The New Urban Agenda: A new era for stakeholder engagement in urban development
The adoption of the New Urban Agenda comes at a time when the world is grappling with challenges of recurring and persistent conflict and complex humanitarian crises, climate change, rising urban poverty and exclusion, crime, violence and xenophobia. These issues are multi-dimensional and interconnected, and are addressed as such through the 2030 Development Agenda, including the Sendai Framework for Disaster Risk Reduction (SFDRR), the Addis Ababa Action Agenda (AAAA), the Sustainable Development Goals (SDGs), the Paris Agreement on Climate Change, and the New Urban Agenda. Coming after the adoption of legally binding SDG and Paris Agreements, the New Urban Agenda links the two to the mega-trend of this century – urbanization – and makes a strong case for pursuing a radically different form of urbanization than has been seen in the past decades.
The New Urban Agenda has also been formulated in a radically different fashion as compared to past agreements, including those comprising the 2030 Development Agenda, as well as Agenda 21 (1992) and the Habitat Agenda (1996). Tens of thousands of stakeholders participated, directly or indirectly, in the drafting of the New Urban Agenda, organized predominantly through a platform called the General Assembly of Partners (GAP). GAP came into being only in April 2015, established with the aim of providing coherent, systematic inputs from all stakeholder groups in the Habitat III process and development of the New Urban Agenda. Its role gained prominence as negotiations progressed, especially as stakeholders presented their views in a well-aligned, mutually supportive manner, instead of conveying a sense of competition and ill-feeling which has marked previous processes. This made member-states sit up and take notice, and slowly built up broad-based respect and support for GAP. Several elements of GAP’s proposals are, as a result, diffused throughout the New Urban Agenda.

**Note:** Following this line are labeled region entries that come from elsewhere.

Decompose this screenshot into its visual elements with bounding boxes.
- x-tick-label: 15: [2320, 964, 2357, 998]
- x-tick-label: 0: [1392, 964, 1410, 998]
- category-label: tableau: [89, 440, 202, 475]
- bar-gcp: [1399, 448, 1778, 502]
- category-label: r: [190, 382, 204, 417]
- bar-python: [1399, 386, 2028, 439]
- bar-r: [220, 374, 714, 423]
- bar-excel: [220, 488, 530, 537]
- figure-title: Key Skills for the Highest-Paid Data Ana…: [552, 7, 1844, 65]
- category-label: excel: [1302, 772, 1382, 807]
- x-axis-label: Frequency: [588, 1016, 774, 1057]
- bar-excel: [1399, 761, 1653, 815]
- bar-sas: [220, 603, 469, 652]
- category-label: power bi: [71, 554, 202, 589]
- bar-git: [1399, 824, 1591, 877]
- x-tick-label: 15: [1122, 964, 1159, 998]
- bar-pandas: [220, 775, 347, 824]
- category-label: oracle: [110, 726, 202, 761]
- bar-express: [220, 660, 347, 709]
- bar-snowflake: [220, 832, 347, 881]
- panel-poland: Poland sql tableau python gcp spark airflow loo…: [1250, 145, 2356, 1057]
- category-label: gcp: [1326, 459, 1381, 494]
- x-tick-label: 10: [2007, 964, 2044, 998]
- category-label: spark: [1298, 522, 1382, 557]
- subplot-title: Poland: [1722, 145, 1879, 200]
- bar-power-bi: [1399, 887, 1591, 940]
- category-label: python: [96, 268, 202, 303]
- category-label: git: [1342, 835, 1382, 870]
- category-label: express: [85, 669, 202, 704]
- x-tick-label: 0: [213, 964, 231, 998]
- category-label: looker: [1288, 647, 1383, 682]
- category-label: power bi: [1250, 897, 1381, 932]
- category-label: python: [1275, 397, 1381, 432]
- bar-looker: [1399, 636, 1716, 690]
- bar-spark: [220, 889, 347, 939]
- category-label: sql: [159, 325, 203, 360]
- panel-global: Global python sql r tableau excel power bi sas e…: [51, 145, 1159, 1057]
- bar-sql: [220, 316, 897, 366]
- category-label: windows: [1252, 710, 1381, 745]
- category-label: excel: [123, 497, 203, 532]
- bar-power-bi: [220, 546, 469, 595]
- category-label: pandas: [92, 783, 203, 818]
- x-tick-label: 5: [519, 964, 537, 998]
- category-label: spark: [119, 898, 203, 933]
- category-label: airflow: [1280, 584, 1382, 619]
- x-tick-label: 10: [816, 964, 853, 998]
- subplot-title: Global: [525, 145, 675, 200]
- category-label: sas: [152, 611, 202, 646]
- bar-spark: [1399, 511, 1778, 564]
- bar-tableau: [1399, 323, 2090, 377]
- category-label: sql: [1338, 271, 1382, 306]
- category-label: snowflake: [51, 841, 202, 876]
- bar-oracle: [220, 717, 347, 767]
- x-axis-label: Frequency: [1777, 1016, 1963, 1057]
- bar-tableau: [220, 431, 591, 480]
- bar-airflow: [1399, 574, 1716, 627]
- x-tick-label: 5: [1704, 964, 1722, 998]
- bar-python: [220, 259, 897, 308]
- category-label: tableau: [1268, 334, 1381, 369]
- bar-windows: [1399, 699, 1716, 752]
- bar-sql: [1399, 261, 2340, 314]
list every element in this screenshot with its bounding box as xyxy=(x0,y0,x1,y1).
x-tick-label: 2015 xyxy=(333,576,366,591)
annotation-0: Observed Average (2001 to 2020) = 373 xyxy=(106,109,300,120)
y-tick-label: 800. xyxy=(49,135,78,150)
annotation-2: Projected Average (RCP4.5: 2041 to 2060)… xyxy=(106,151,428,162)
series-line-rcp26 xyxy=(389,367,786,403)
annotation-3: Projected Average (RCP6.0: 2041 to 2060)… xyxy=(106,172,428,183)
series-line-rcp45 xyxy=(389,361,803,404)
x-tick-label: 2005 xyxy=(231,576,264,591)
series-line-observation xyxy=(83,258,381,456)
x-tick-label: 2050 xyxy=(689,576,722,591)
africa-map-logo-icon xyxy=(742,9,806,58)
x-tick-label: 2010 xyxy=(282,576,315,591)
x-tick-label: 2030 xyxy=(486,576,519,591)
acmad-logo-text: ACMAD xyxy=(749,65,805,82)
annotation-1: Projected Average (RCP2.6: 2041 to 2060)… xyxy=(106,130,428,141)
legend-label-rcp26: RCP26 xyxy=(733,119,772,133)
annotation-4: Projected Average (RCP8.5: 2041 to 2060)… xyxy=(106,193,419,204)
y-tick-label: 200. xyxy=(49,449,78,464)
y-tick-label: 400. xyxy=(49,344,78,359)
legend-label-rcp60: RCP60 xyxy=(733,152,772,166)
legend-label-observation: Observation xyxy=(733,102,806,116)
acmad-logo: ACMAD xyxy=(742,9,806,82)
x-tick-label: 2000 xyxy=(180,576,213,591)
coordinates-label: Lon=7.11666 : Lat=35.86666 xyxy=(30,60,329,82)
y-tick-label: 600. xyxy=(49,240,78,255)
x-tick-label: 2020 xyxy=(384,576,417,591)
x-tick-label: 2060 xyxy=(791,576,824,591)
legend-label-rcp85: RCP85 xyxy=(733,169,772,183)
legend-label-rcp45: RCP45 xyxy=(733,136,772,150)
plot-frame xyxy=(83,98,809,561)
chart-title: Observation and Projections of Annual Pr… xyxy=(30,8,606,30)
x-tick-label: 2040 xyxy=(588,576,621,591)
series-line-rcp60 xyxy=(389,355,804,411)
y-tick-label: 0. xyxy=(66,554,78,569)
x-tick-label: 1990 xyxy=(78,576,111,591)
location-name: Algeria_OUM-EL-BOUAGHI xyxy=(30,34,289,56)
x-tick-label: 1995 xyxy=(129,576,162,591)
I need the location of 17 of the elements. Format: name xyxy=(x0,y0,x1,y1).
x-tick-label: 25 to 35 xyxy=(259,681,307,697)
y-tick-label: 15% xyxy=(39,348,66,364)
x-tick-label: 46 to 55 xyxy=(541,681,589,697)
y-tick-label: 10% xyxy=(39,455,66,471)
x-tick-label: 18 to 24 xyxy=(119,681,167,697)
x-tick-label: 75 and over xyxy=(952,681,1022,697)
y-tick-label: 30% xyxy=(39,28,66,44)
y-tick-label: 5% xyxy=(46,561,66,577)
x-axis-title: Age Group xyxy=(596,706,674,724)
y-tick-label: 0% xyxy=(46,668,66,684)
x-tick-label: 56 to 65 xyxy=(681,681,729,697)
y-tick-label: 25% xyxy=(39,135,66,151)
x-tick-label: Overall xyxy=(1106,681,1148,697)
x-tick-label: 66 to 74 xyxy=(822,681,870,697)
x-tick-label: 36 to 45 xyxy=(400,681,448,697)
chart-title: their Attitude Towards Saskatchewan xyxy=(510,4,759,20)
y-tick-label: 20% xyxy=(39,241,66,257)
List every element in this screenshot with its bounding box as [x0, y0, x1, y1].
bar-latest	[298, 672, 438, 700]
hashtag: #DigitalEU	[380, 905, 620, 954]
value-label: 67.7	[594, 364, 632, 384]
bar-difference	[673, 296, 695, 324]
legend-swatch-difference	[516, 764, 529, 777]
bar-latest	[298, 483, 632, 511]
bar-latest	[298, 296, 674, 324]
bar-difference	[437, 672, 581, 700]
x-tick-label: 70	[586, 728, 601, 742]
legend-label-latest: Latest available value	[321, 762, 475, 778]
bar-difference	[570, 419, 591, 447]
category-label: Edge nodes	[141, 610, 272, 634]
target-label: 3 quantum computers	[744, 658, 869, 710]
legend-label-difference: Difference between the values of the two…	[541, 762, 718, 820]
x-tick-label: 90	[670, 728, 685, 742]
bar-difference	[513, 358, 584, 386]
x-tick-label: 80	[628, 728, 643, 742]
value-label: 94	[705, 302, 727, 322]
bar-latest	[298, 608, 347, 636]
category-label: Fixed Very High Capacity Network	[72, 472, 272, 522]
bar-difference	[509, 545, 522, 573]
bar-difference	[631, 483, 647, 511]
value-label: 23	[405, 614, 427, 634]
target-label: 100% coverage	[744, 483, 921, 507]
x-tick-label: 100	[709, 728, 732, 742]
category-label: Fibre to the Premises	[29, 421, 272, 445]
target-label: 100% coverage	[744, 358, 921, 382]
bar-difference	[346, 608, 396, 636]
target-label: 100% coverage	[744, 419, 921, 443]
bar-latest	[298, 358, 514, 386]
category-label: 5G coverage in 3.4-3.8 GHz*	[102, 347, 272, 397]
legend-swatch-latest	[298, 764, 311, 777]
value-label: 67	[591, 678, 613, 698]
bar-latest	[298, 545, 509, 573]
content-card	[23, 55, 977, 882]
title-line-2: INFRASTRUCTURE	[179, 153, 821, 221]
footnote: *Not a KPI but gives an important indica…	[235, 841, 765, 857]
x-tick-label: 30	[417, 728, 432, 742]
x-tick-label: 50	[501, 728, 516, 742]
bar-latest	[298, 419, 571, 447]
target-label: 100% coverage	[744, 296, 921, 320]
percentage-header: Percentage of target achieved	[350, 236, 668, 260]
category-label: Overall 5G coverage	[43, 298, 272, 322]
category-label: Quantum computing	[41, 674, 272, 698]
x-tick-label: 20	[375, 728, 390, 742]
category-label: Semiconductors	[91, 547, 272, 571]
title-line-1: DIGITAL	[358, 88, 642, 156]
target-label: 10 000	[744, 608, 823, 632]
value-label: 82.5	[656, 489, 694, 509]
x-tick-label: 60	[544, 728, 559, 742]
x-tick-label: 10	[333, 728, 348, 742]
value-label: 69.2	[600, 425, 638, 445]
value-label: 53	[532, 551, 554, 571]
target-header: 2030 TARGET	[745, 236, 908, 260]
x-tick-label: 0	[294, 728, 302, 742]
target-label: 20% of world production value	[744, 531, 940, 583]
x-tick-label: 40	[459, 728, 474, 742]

Upon reflection, I believe that the success of GAP was due to three key factors:
- A focus on synergy among groups rather than perfect agreement, with each Partner Constituent Group (PCG) free to pursue its own agenda instead of being forced to somehow fall in line with others’ priorities. This allowed different constituencies to come together with an open mind and agree on a small number of critical elements, which were summarised in the GAP outcome document “Partnerships for the New Urban Agenda”, and formed the basis of GAP’s collective advocacy.
- A commitment to be as inclusive as possible, which was reflected in (a) the expansion of the 14 PCGs originally incorporated in GAP to 16, to include Older Persons and Persons with Disabilities, both of whom are not part of the nine Agenda 21 Major Groups formally recognized in the UN system; and (b) geographical and gender balance within the GAP Executive Committee, which helped foster a feeling of empowerment among those who had not traditionally had a voice in these processes, whether a farmer from Jamaica, an architect from Bangladesh, an indigenous person from Kenya, or an older person from the United States.
- Political and financial support from the Habitat III secretariat, which opened up the spaces for GAP PCG co-chairs in Advisory Committees of Regional and Thematic Meetings as well as Policy Units, and provided funding support to enable them to travel to these consultations as well as for GAP Executive Committee Meetings. This enabled stakeholder representatives from across the world to participate in the process, rather than rely on a handful of New York-based voices through which to channel their concerns and priorities.